For the 42.5 million Americans who identify as living with a disability, transportation access is far from a given. For many, it can be prohibitive to workforce participation, access to critical services, and connecting with the people and things they love. For decades, attempts to expand transportation options for those with a disability have remained persistently unreliable and expensive.
We know how this impacts the daily lives of people with disabilities, including my own. As a power wheelchair user, who has the privilege of a job and income, I struggle with even getting around town. I’ve been refused rides, experienced long waits, and constantly face the reality that there are no drivers or vehicles available for me when I need it the most. As a result, I am often stranded and frustrated. It’s an unacceptable status quo that motivates our work at Cruise to build a better, more accessible product for our riders. That’s why we are developing the Origin Mobility –– the world’s first purpose-built, wheelchair-accessible autonomous vehicle.
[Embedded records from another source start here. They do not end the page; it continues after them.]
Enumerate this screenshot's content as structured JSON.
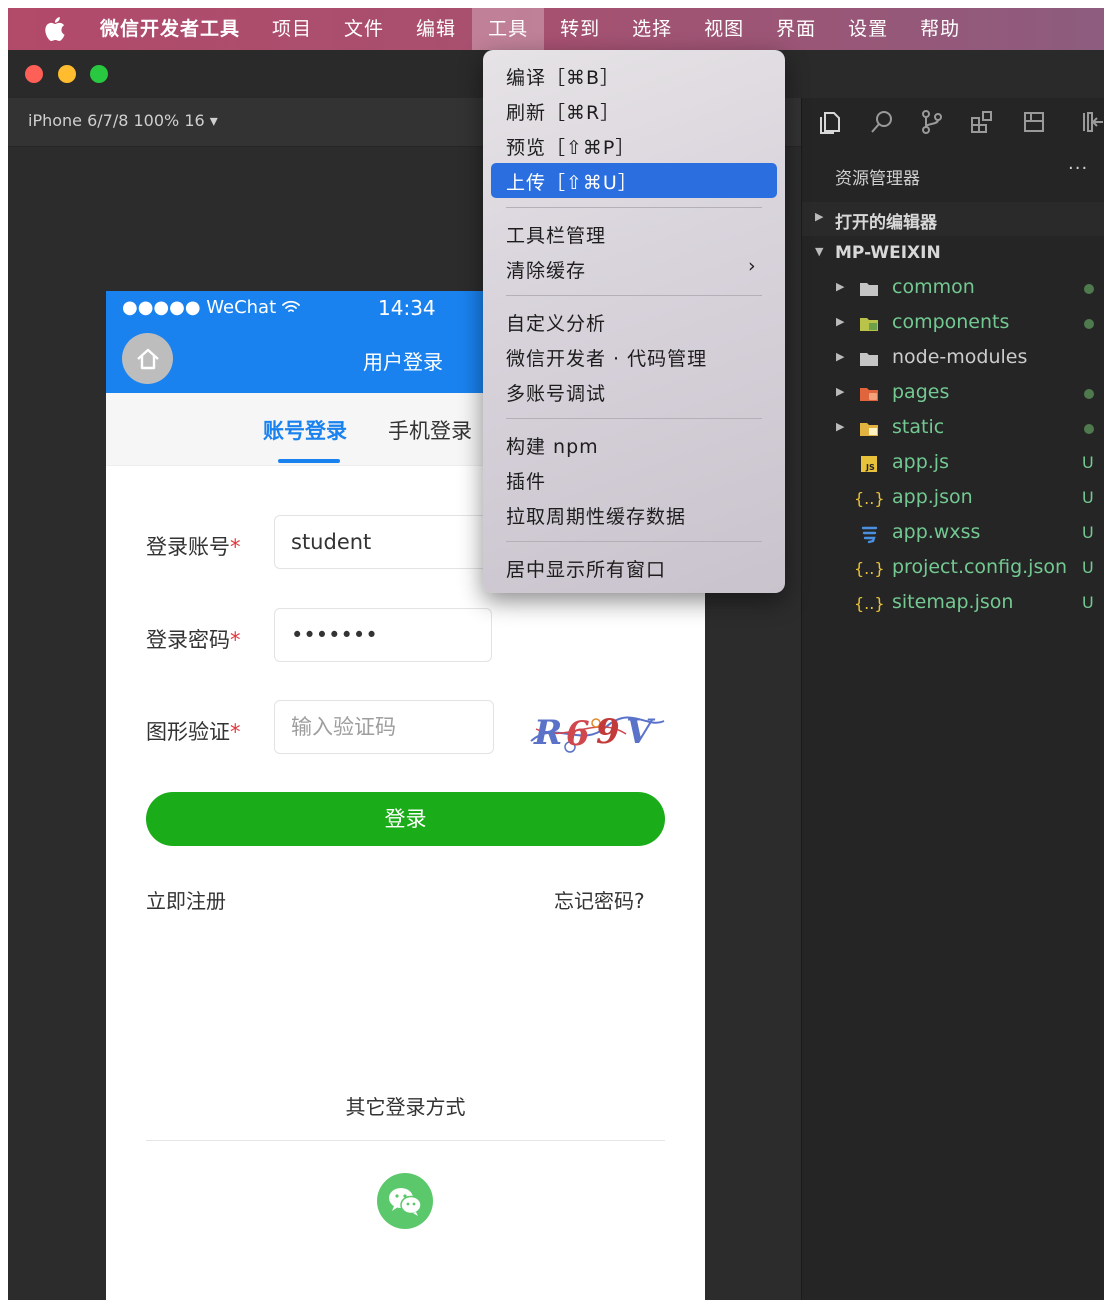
{
  "menubar": {
    "app_name": "微信开发者工具",
    "items": [
      "项目",
      "文件",
      "编辑",
      "工具",
      "转到",
      "选择",
      "视图",
      "界面",
      "设置",
      "帮助"
    ],
    "active_item": "工具"
  },
  "toolbar": {
    "device_selector": "iPhone 6/7/8 100% 16 ▾"
  },
  "phone": {
    "status_left": "●●●●● WeChat",
    "status_time": "14:34",
    "nav_title": "用户登录",
    "tabs": [
      "账号登录",
      "手机登录"
    ],
    "form": {
      "account_label": "登录账号",
      "account_value": "student",
      "password_label": "登录密码",
      "password_value": "•••••••",
      "captcha_label": "图形验证",
      "captcha_placeholder": "输入验证码",
      "captcha_text": "R69V",
      "required_mark": "*"
    },
    "login_button": "登录",
    "register_link": "立即注册",
    "forgot_link": "忘记密码?",
    "other_login_title": "其它登录方式"
  },
  "dropdown": {
    "items": [
      {
        "label": "编译［⌘B］"
      },
      {
        "label": "刷新［⌘R］"
      },
      {
        "label": "预览［⇧⌘P］"
      },
      {
        "label": "上传［⇧⌘U］",
        "selected": true
      },
      {
        "label": "工具栏管理"
      },
      {
        "label": "清除缓存",
        "submenu": true
      },
      {
        "label": "自定义分析"
      },
      {
        "label": "微信开发者 · 代码管理"
      },
      {
        "label": "多账号调试"
      },
      {
        "label": "构建 npm"
      },
      {
        "label": "插件"
      },
      {
        "label": "拉取周期性缓存数据"
      },
      {
        "label": "居中显示所有窗口"
      }
    ],
    "submenu_indicator": "›"
  },
  "explorer": {
    "title": "资源管理器",
    "more": "···",
    "sections": [
      "打开的编辑器",
      "MP-WEIXIN"
    ],
    "tree": [
      {
        "name": "common",
        "type": "folder",
        "status": "dot"
      },
      {
        "name": "components",
        "type": "folder",
        "status": "dot"
      },
      {
        "name": "node-modules",
        "type": "folder",
        "status": ""
      },
      {
        "name": "pages",
        "type": "folder",
        "status": "dot"
      },
      {
        "name": "static",
        "type": "folder",
        "status": "dot"
      },
      {
        "name": "app.js",
        "type": "js",
        "status": "U"
      },
      {
        "name": "app.json",
        "type": "json",
        "status": "U"
      },
      {
        "name": "app.wxss",
        "type": "css",
        "status": "U"
      },
      {
        "name": "project.config.json",
        "type": "json",
        "status": "U"
      },
      {
        "name": "sitemap.json",
        "type": "json",
        "status": "U"
      }
    ],
    "json_icon_glyph": "{..}",
    "js_icon_glyph": "JS"
  },
  "colors": {
    "menubar": "#b24a6a",
    "phone_header": "#1a82ef",
    "login_button": "#1aad19",
    "menu_selection": "#2a6ee0",
    "git_untracked": "#73c991"
  }
}
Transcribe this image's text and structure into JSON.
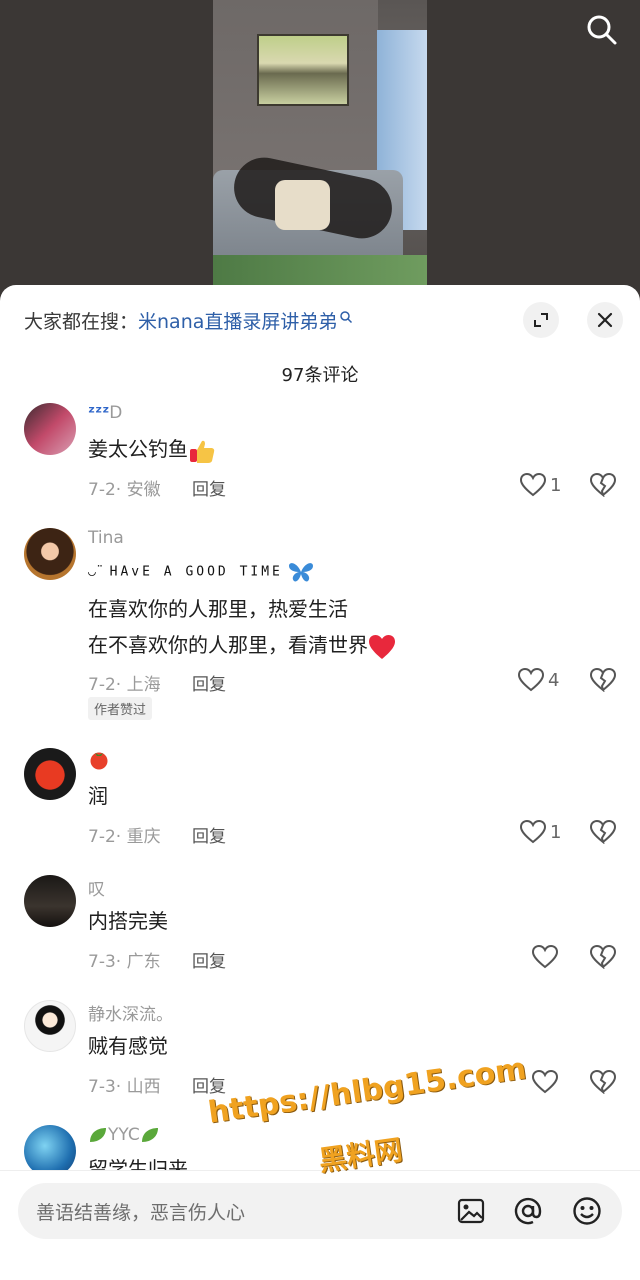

Engaging with the disability community throughout the design and development process helps inform our work –– we have held five studies so far to test the accessible user experience and added a dozen accessibility features to our service last year.
But until now, studies on the cumulative impact of this transportation gap on employment and the U.S. economy, or how a solution like accessible, self-driving technology could play a role in closing it, have been scant.
We’re proud to have partnered with National Disability Institute (NDI) to conduct this first-of-its kind study, released today. According to NDI’s report, an accessible and widely available autonomous ridehail service could have a profound benefit. Such a service would:
Bring 9.15 million Americans into the workforce. This includes 4.41 million direct jobs for Americans with a disability, 1.93 million indirect jobs to support this new employment, and 2.81 million induced jobs to support the increased consumer spending from this combined employment.
Save the federal government $120.7 billion. In year 0 of the model, projected increased employment would generate $92.96 billion in annual federal tax revenue, from new personal income tax, social security tax, excise tax, and customs duties, a 1.8% increase in total federal revenue. Additionally, it would reduce federal spending by $27.8 billion, including reductions in spending from SSI and SSDI programs due to increased wages for people with disabilities.
Grow U.S. GDP by $867.7 billion. This is a roughly 3.8% increase for the U.S. economy based on 2021 national economic output.The study reached these conclusions by exploring the prevalence of transportation barriers for various types of disabilities, their associated labor force participation rates in the economy, and estimated job creation potential and federal tax savings that accessible Level 4+ autonomous vehicles could generate if made available to these Americans.
This massive opportunity is clear when considering just how high a barrier transportation creates for the disability community: unemployment for people with disabilities was double (10%) the rate for those without (5%) in 2021, and just 21% of Americans with disabilities participated in the labor force, significantly below the 67% for those without disabilities.
As part of their unique study, NDI convened a series of interviews that bring this reality to life:
An employer who described transportation as a “nightmare” for their program employing people with intellectual and developmental disabilities: “I feel like I’ve been able to overcome every other challenge in this space except this one.”
A small business owner who must rely on friends and family, and often expensive rideshare, hindering the growth of their business: “There are times where I don’t even make a profit because Uber eats it all up.”
The all-too-common experience of being refused service: “Now, I was standing there in not the greatest area suddenly alone in the dark, and it was chilly. I had to call two more Ubers before one agreed to take me. I think people forget about the safety element of being stranded. The AVs are going to be a lot more reliable, especially in these sort of late night, early morning situations where safety can be paramount.”
The impact on healthcare access: “I’m out on medical leave, but my husband isn’t. Being able to go to appointments by myself would ease a lot of strain on our schedule. So for us, for people with disabilities, it would be a Godsend to have that [AV], you know, where I could go on my own.”
And the opportunity for independence: “Aside from giving us all more independence, increasing our quality of life, increasing the amount of change we’ve got at the end of the day because it costs less and lets us have more opportunities, just the concept of being able to independently do anything is huge. It’s certainly an ego-boost.”
As is clear in my work with people from across the disability community, there is never a one-size-fits-all solution to accessibility challenges. And while Cruise works to make our service available to more communities, iterate upon our accessibility features, and engage with users to build our wheelchair-accessible Origin Mobility – AVs simply aren’t everywhere yet. On this, NDI recommends policy to further AV testing and promote adoption, including by raising the cap on AVs that can be manufactured at scale.
The results of this study –– the volume of savings, employment, and growth associated with a more accessible future of mobility –– may come as a surprise to some, but it shouldn’t. It’s a future that’s possible, one that Cruise will continue to work toward, and one our community is counting on.